Betreut hat er Touristen, die über bestens bekannte Reiseveranstalter Rundreisen von NY quer durch den Wilden Westen bis nach California oder auch bis nach Florida gebucht hatten.
Ich hatte einige Male die Gelegenheit, ihn für ein, zwei oder drei Tage zu begleiten, wenn er z.B. im Bus mit den Touristen unterwegs war. So in Miami und Orlando, in San Francisco, im Yosemite NP, Las Vegas und am Grand Canyon. Da er sehr engagiert war, hat er meines Erachtens seine Sache wirklich sehr gut gemacht, er hat sehr umfassend informiert, auch ohne dass Fragen gestellt wurden, hat aber auch alle Fragen beantwortet. Dabei war er stets sehr höflich, ruhig und geduldig.

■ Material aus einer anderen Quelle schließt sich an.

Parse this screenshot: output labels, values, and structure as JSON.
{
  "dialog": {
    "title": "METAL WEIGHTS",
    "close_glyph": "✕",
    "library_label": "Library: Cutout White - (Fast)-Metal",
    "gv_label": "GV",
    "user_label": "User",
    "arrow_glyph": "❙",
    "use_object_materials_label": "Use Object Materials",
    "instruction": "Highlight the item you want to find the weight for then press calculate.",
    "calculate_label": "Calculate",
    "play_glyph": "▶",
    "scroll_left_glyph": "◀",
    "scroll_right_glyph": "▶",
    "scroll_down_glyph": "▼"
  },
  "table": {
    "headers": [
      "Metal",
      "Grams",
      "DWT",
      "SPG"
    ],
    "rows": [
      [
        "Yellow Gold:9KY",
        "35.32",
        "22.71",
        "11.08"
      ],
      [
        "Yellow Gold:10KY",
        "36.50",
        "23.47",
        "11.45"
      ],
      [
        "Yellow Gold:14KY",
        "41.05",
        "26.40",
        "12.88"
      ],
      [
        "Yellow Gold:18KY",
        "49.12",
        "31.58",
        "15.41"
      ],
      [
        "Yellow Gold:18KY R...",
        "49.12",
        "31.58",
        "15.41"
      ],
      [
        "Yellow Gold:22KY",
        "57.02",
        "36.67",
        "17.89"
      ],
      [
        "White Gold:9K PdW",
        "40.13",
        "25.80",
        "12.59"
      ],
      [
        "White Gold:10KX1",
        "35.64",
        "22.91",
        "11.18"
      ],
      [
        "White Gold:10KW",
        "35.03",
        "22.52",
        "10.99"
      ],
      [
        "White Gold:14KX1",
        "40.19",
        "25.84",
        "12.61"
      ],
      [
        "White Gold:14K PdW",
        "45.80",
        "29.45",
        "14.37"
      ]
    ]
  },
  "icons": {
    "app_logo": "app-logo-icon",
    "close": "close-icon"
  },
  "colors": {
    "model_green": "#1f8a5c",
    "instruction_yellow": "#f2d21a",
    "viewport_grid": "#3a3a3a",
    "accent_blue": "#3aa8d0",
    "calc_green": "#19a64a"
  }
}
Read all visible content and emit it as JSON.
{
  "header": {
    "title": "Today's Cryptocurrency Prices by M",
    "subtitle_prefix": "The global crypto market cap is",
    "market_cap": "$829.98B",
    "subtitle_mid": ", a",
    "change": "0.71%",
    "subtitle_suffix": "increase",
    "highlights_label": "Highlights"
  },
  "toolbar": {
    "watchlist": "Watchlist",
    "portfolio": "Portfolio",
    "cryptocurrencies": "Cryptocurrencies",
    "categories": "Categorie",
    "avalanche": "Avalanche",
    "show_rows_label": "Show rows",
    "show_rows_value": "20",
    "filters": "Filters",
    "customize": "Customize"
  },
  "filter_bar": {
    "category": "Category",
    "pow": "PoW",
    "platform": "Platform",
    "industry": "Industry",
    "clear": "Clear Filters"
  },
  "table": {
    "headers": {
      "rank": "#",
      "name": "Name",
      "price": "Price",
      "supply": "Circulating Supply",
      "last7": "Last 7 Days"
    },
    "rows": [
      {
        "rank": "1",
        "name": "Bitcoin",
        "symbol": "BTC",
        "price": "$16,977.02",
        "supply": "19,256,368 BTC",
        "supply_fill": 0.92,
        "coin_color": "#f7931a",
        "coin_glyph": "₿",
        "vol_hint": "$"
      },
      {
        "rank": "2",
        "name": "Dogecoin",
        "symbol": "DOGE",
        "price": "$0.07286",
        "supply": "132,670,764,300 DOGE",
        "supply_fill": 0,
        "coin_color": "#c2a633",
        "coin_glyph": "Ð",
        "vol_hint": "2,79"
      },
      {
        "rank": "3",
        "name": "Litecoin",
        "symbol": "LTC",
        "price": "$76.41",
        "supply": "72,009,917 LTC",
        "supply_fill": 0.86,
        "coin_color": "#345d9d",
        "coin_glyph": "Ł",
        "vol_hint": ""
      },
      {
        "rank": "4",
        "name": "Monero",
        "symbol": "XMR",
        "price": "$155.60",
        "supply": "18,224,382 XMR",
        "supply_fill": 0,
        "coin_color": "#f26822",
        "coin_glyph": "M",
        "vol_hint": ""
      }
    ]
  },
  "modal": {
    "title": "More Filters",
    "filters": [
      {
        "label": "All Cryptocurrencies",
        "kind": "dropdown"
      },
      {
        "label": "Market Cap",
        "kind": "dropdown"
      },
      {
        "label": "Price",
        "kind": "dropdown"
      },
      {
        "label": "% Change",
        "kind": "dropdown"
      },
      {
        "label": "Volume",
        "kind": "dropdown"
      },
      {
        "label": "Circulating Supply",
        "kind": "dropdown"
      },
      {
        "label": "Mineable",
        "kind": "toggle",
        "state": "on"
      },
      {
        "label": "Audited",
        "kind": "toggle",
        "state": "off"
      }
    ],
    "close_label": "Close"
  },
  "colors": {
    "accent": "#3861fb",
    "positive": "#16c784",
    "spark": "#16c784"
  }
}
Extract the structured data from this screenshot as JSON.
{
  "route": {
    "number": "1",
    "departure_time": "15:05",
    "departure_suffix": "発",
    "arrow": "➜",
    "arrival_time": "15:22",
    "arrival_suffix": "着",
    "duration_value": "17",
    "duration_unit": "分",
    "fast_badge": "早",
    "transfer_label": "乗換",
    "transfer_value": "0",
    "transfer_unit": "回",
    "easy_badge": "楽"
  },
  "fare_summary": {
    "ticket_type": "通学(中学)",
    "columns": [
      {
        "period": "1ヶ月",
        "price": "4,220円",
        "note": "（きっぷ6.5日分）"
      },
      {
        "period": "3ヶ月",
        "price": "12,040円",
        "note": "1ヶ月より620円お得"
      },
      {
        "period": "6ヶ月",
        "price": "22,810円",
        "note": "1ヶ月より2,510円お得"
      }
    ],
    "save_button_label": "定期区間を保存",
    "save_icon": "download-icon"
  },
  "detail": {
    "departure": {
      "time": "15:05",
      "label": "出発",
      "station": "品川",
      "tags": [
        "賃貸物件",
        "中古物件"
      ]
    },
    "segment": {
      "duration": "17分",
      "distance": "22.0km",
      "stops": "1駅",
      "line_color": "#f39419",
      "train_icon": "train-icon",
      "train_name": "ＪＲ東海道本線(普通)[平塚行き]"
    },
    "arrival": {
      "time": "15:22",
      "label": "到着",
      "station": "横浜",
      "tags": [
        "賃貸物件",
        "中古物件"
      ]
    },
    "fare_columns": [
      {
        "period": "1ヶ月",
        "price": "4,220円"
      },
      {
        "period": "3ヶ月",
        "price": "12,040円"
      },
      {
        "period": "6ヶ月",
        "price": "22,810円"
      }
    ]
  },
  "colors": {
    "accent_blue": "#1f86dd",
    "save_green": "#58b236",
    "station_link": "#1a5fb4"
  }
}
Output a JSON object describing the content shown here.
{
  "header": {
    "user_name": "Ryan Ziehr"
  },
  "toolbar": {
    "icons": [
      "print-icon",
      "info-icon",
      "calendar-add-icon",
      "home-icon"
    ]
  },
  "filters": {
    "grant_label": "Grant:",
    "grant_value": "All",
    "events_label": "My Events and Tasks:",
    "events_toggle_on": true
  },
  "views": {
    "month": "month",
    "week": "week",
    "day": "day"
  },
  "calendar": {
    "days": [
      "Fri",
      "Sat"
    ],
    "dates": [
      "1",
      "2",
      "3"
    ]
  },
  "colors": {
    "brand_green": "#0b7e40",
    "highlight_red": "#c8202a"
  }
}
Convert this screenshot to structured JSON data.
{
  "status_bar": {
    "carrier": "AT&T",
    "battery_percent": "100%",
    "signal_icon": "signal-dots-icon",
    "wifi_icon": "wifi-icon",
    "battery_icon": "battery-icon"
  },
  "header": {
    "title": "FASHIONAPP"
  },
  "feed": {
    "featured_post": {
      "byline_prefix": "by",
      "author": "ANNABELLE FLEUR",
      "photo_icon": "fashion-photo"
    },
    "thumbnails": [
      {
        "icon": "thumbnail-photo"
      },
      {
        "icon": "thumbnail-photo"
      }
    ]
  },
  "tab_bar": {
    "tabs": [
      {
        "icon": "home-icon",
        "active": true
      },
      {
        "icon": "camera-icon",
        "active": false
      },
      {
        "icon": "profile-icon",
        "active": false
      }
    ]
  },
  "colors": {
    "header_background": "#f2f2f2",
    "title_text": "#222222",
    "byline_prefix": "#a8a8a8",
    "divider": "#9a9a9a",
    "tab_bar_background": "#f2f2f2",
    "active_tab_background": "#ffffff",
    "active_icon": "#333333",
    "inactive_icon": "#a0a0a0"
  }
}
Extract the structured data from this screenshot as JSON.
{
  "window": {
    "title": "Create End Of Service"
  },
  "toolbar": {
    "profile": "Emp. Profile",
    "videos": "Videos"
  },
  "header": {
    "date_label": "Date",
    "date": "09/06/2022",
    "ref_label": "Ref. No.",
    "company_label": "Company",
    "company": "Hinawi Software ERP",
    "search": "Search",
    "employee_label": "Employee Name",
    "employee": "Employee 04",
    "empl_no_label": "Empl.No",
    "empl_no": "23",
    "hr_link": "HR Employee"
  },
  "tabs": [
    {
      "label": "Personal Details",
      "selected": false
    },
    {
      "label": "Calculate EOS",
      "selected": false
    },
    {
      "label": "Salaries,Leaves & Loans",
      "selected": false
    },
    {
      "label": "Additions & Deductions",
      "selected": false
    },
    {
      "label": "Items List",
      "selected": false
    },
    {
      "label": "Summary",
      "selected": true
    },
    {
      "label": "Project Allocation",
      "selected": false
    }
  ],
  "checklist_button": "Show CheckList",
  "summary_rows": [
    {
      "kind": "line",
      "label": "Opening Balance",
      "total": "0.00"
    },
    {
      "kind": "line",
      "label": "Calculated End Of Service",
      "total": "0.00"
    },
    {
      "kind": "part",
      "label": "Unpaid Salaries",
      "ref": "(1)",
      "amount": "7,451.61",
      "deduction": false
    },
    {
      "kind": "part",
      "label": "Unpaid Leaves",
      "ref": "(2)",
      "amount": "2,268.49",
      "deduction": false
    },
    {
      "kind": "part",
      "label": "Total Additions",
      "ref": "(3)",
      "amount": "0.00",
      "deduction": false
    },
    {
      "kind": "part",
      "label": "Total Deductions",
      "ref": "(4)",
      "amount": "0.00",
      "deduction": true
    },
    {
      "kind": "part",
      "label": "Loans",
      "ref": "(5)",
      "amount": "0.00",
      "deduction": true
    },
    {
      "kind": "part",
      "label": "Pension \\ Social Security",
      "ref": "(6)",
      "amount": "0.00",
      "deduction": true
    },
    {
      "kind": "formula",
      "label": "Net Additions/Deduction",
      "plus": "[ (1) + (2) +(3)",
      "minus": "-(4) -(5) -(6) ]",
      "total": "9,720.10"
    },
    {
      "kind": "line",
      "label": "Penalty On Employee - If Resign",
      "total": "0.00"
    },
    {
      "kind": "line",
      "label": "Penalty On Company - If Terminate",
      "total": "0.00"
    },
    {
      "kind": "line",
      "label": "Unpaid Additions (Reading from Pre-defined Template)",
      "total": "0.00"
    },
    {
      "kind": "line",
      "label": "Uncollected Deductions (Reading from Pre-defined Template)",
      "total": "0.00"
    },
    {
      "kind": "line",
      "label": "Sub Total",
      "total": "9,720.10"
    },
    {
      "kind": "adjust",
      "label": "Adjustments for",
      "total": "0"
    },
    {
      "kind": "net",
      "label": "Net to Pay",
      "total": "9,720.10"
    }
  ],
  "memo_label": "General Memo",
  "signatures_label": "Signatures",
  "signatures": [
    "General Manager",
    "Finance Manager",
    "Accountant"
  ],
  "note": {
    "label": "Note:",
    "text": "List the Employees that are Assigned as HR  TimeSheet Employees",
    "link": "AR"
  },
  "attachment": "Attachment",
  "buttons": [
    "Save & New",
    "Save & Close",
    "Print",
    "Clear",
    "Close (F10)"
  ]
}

Beim genauen Zuhören sind mir allerdings „Formulierungen“ aufgefallen und als ich ihn später fragte, ob mir diese „Formulierungen“ zu recht aufgefallen seien, hat er mir dann einiges erzählt, was er und auch seine Berufskollegen im Laufe der Jahre mit Touristen erlebt haben. Touristen, die ständig zu spät am Bus erscheinen und so die Abfahrt des bereits vollbesetzten Busses hinauszögern, sind da noch harmlos. Aber auch Touristen, die auch schon mal gegenüber Tour-Guides ausfallend werden, oder auch schon mal lautstark das gesamte amerikanische Volk verunglimpfen. Oder auch Touristen, die mit keinem 4*-Hotelzimmer und mit keinem Restaurant zufrieden sind. Oder Touristen, die während des Info-Vortrages durch den Tour-Guide nicht zuhören, weil sie sich mit anderen Touristen unterhalten und dann anschließend sagen, man hätte ihnen ja gar keine Infos gegeben. Es gab auch Touristen, die auf Rundreisen immer wieder versucht haben, mit Geldzuwendungen zu erreichen, dass mein Verwandter „seine Beziehungen“ spielen lassen würde, um durch ihn an eine GreenCard zu kommen (was natürlich völliger Blödsinn war).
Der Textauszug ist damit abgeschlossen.